Of note about this is that image links in comments aren’t rehosted by Lemmy. That means it would be possible to flood a community with images hosted by a friendly or compromised server, and gather a lot of information about who was reading that community (how many people, and all their IP address and browser fingerprint information, to start with) by what image requests were coming in kicked off by people seeing your spam.
I didn’t look at the image spam in detail, but if I’m remembering right the little bit of it I looked at, it had images hosted by lemmygrad.ml (which makes sense) and czchan.org (which makes less sense). It could be that after uploading the first two images to Lemmygrad they realized they could just type the Markdown for the original hosting source for the remaining three, of course.
It would also be possible to use this type of flood posting as a smokescreen for a more targeted plan of sending malware-infected images, or more specifically targeted let’s-track-who-requests-this-image-file images, to a more limited set of recipients.
Just my paranoid thoughts on the situation.
Image rendering attacks and download tracking are well known, so it’s not paranoid at all.
Yep.
There are two big end-user security decisions that are totally mystifying to me about Lemmy. One is automatically embedding images in comments without rehosting the images, and the other is failing to warn people that their upvotes and downvotes are not actually private.
I’m not trying to sit in judgement of someone who’s writing free software but to me those are both negligent software design from an end-user privacy perspective.
And the simpsons memes aren’t even good, jokes aside maybe something like X comments or posts under X time automatically suspends user tool could help ?

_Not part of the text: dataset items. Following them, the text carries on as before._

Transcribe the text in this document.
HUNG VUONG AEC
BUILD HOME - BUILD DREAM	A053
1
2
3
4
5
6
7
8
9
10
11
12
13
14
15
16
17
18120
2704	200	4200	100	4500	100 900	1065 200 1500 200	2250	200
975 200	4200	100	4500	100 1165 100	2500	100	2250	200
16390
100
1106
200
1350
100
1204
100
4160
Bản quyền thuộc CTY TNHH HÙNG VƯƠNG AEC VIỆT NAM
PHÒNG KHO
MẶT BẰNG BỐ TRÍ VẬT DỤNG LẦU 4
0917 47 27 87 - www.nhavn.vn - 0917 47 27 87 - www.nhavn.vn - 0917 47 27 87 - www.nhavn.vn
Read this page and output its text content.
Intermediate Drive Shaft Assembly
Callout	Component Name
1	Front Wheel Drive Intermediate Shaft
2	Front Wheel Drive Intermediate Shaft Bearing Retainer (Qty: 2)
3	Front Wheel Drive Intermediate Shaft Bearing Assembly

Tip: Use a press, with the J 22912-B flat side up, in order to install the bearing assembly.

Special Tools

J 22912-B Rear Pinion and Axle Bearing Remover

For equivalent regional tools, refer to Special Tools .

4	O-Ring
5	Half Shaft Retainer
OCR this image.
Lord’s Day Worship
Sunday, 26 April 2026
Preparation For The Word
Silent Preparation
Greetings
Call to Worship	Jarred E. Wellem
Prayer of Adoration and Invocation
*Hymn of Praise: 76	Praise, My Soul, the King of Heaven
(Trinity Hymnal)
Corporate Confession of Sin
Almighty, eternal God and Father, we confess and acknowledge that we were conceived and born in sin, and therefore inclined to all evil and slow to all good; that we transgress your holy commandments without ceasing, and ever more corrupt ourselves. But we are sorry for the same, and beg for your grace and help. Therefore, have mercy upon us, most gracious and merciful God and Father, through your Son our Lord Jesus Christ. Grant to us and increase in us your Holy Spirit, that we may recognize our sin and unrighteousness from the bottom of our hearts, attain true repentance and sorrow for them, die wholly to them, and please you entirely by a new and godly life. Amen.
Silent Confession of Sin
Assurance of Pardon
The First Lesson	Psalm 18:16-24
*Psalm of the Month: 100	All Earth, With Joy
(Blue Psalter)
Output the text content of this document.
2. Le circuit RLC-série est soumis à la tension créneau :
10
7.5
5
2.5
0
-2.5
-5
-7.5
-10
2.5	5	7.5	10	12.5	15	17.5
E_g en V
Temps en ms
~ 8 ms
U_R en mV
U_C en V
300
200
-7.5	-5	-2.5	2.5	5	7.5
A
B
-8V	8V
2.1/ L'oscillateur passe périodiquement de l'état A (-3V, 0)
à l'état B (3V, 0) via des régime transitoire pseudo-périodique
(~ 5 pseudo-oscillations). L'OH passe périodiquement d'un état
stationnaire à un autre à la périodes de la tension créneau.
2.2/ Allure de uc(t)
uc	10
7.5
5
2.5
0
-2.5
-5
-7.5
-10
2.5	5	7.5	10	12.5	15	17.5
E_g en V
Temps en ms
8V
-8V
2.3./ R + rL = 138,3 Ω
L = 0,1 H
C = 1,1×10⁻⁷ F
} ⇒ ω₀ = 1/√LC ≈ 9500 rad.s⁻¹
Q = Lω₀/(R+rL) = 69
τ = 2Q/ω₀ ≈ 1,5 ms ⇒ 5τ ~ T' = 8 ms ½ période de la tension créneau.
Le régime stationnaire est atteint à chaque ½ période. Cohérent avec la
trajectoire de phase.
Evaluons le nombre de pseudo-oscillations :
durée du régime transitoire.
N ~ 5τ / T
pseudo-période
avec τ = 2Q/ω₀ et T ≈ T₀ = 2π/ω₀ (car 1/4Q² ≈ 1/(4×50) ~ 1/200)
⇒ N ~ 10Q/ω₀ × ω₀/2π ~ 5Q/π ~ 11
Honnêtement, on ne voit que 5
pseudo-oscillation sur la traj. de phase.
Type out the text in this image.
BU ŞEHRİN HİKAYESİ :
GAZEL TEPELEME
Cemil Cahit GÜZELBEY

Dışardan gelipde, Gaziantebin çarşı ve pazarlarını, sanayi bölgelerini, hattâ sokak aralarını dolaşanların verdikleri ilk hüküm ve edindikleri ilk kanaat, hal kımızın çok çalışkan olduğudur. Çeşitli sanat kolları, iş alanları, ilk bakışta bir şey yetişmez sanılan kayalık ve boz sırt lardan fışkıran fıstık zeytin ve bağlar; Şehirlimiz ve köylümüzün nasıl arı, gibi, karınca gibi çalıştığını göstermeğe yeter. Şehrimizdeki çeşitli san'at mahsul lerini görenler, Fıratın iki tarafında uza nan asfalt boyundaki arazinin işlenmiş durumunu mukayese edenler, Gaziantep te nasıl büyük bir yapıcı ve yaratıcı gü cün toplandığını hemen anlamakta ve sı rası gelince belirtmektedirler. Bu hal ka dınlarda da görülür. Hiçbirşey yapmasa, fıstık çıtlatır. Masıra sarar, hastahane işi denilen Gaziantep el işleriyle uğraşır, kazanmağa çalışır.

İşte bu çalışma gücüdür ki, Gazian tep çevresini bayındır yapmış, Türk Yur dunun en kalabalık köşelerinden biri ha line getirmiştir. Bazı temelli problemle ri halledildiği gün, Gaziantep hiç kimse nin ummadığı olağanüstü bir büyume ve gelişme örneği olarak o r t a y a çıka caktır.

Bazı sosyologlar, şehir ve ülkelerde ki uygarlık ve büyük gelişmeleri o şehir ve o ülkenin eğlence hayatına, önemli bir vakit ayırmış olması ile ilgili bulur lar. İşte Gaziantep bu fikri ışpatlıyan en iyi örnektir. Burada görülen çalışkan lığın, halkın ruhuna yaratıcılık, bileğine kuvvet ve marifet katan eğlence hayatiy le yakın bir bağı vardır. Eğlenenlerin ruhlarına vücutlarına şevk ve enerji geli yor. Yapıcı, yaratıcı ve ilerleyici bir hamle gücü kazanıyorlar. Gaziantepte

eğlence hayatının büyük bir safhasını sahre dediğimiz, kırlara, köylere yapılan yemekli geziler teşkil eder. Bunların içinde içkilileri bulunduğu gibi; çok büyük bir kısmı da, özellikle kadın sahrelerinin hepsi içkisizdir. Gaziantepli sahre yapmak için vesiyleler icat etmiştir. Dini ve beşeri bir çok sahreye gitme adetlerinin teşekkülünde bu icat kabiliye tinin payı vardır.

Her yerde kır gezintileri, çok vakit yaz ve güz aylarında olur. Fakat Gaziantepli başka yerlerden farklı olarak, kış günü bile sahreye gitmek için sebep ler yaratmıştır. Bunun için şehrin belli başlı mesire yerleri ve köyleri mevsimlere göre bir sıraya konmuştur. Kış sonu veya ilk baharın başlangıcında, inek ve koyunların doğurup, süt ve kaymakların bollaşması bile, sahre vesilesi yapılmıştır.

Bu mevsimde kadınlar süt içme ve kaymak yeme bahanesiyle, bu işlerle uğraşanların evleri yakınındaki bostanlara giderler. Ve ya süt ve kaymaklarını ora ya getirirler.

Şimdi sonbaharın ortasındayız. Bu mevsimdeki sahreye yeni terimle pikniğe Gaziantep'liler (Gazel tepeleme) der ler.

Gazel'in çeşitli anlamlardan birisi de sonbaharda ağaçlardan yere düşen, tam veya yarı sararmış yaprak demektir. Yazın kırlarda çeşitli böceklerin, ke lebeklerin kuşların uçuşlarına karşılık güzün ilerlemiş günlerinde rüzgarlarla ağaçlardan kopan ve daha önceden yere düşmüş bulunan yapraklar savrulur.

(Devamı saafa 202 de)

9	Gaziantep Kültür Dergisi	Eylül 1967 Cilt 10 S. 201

Noticed this before, it’s quite annoying.
You wrote usernames as email addresses. You should have put /u/ in front to make links. You can also use @, however that will send a metion notification to the user.
Also FYI I think lemm.ee has some automation that blocks these. I don’t ever seem to get them, yet when I check other instances I can see them. Either that, or our admin are just hot on this stuff and ban them early on - both of these users were banned 3-4 days ago.
lemmy.tf seems to be a problem instance, it’s still running v0.19.0 and doesn’t have captcha for sign ups.